Se trata de un modelo veterano, ya que se lanzó en 2008, si bien en 2013 recibió una efectiva renovación, que afectó a las carrocerías de cuatro y cinco puertas (con portón trasero) y a su variante familiar. No se tocó su imagen dinámica (que funciona bien, y los cambios se limitaron a renovar la parrilla, paragolpes y faros, que en esta generación pueden ser con lámparas bixenón, incluyendo el sistema de iluminación adaptativa AFL+.

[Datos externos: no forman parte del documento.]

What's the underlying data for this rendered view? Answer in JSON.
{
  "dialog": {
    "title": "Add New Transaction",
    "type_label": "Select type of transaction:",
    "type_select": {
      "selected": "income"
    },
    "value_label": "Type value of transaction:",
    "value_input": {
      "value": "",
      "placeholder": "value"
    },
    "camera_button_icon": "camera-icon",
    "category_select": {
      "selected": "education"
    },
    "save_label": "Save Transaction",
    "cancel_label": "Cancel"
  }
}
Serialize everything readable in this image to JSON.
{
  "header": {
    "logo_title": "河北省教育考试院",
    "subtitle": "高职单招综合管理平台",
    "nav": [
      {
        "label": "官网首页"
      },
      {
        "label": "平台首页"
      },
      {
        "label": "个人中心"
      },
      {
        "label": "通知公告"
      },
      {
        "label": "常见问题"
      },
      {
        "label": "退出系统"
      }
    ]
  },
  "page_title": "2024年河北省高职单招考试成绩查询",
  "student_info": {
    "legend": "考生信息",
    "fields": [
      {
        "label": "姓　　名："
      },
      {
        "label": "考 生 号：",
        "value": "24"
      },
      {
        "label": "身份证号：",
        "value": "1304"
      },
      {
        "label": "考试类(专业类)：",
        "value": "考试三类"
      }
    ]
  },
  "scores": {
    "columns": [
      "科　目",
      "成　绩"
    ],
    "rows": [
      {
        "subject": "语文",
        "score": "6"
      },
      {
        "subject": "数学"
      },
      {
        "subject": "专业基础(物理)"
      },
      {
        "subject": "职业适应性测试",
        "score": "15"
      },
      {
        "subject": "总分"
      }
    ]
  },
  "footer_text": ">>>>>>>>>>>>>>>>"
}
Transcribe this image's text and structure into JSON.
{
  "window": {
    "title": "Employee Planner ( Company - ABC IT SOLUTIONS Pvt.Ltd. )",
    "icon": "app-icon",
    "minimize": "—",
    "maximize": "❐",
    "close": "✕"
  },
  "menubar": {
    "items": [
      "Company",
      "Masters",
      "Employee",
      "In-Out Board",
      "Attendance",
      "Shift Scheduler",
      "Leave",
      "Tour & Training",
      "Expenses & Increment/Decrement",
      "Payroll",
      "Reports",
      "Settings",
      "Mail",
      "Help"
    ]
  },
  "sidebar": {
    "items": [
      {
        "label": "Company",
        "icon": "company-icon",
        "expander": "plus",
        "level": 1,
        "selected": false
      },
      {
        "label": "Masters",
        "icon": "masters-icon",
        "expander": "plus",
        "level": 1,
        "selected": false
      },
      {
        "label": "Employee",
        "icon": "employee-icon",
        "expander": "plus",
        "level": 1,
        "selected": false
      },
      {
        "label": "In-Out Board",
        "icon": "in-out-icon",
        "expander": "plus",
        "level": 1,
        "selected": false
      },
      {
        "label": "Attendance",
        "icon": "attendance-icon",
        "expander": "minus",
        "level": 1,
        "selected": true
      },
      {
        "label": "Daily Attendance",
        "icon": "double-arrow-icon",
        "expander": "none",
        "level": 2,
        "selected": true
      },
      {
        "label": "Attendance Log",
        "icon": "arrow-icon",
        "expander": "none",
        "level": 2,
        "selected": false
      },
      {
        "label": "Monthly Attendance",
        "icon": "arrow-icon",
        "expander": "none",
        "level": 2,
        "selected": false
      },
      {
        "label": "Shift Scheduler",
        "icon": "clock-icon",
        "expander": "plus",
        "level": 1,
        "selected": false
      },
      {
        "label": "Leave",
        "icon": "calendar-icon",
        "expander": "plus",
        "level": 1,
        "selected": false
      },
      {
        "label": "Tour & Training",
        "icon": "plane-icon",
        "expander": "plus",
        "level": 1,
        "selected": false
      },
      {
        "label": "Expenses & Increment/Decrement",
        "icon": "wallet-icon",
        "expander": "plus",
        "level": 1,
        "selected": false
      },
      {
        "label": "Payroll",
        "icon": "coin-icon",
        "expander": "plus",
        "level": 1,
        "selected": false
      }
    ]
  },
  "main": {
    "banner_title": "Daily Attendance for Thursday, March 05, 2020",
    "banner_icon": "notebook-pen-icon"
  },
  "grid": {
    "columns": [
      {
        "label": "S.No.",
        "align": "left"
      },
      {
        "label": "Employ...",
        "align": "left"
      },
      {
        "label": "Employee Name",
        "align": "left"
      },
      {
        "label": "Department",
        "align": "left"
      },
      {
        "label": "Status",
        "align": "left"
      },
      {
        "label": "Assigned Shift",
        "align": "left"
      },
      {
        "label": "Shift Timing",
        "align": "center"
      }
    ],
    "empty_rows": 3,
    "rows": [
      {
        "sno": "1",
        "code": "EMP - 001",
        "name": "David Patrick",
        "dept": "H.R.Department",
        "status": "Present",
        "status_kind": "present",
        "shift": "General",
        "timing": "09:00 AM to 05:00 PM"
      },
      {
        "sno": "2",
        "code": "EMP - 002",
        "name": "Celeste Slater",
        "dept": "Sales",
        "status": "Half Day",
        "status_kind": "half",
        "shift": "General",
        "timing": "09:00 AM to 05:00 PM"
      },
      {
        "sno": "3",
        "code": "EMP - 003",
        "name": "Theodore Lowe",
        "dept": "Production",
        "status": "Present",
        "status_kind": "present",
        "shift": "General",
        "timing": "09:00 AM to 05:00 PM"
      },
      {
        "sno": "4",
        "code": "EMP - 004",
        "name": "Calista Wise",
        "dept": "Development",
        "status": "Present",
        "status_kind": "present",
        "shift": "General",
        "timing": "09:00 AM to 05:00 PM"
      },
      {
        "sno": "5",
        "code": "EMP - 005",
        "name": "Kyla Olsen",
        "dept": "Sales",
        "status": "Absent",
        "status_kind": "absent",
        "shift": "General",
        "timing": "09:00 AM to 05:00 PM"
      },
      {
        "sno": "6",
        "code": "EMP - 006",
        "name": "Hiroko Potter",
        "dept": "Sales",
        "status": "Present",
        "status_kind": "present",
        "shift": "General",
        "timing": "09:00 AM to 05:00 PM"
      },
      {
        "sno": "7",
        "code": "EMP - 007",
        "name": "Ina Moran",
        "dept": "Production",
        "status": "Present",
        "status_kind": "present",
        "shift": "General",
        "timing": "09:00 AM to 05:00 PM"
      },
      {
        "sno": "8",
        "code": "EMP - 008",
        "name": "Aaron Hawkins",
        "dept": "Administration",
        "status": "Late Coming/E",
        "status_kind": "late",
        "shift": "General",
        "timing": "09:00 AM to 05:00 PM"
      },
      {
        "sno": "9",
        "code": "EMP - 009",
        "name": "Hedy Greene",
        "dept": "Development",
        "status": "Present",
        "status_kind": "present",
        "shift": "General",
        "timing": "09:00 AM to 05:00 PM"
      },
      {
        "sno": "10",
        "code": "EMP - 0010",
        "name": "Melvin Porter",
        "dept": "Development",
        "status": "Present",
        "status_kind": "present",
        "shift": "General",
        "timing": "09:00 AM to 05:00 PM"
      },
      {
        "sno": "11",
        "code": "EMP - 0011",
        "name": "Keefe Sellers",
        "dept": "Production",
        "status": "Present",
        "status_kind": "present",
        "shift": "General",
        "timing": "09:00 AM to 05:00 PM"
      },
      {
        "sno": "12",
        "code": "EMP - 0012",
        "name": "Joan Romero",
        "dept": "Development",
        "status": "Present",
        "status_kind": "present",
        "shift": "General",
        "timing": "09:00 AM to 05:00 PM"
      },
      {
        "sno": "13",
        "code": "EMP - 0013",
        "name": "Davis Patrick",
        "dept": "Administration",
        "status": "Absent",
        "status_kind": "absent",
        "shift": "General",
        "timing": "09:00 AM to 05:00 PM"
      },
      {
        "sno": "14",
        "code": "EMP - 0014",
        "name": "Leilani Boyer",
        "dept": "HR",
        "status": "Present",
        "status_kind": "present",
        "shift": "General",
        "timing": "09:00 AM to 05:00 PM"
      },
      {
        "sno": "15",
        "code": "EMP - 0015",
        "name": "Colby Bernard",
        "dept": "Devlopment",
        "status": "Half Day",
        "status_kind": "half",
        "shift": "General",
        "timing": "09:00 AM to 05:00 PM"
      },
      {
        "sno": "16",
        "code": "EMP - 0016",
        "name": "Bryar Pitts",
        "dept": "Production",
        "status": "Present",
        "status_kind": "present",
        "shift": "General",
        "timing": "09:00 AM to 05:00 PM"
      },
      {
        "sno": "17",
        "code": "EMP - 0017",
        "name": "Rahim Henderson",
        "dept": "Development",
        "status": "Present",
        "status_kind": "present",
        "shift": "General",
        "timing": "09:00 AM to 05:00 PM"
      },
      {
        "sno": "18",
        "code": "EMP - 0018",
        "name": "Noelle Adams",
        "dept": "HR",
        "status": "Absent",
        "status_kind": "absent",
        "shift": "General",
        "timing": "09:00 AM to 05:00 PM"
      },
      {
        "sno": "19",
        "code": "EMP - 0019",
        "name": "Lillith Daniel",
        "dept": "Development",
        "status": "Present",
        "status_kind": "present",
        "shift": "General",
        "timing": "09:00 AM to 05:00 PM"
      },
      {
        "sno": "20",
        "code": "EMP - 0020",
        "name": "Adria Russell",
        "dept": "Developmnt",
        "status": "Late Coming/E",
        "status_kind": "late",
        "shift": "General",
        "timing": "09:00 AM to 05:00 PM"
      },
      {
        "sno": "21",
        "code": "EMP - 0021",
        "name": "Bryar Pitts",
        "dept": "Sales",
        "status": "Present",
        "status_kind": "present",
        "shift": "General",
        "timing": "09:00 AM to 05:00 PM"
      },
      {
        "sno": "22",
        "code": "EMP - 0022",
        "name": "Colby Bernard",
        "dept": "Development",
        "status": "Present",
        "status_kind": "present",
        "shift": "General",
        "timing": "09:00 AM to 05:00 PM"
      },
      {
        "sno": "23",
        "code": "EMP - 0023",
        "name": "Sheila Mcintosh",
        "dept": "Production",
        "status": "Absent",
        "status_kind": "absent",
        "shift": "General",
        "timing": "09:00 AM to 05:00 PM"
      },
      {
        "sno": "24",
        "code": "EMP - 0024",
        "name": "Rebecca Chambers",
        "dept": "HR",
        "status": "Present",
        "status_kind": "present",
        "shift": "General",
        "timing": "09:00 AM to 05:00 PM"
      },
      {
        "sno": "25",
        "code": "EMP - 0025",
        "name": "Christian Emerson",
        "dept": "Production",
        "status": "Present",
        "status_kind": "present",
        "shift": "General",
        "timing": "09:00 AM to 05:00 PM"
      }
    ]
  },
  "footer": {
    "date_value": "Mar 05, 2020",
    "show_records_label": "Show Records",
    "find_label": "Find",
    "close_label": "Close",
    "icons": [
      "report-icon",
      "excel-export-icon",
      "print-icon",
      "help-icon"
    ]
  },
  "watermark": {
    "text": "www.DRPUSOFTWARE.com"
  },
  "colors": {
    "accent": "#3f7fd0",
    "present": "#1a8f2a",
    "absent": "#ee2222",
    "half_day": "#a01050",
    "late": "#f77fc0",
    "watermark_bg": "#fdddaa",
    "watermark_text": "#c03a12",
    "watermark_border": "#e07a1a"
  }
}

Su éxito en el mercado se debe principalmente a que cuenta con una calidad de interiores, por materiales y ajustes, por encima de la media de sus rivales generalistas. En el restyling también se renovó el diseño de la consola central, eliminando botones para que el control de los diferentes sistemas seamás sencillo y no comprometa la seguridad. Destaca la pantalla táctil y el touchpad sensible al tacto situado entre los asientos que controla funciones según los movimientos del dedo. También el sistema IntelliLink, que a lo largo de 2014 irá recibiendo aplicaciones en la Opel AppShop. No todos estos elementos están disponibles en sus cinco niveles de equipamiento: Expression, Selective, Excellence, Sportive y OPC.
El Opel Insignia 2014, heredero de los Kapitan, Admiral y Diplomat, también recibió una serie de mejoras de chasis, que incluyen amortiguadores (puede contar con una suspensión adaptativa FlexRide), estabilizadoras y dirección. Así han reducido el nivel sonoro y ganar confort. La amplia gama de mecánicas se ha puesto a punto y hay tres tipos de motorizaciones, de gasolina, diésel y de GLP (Gas Licuado de Petróleo), con potencias desde los 110 CV hasta los 325 CV del Insignia OPC.
En términos de practicidad, cuenta con un interior amplio, pero no tanto como podría indicarnos su tamaño exterior. El maletero no cambia respecto al anterior modelo y, a pesar de ser muy grande, sus formas irregulares no consiguen que se aproveche del todo siempre.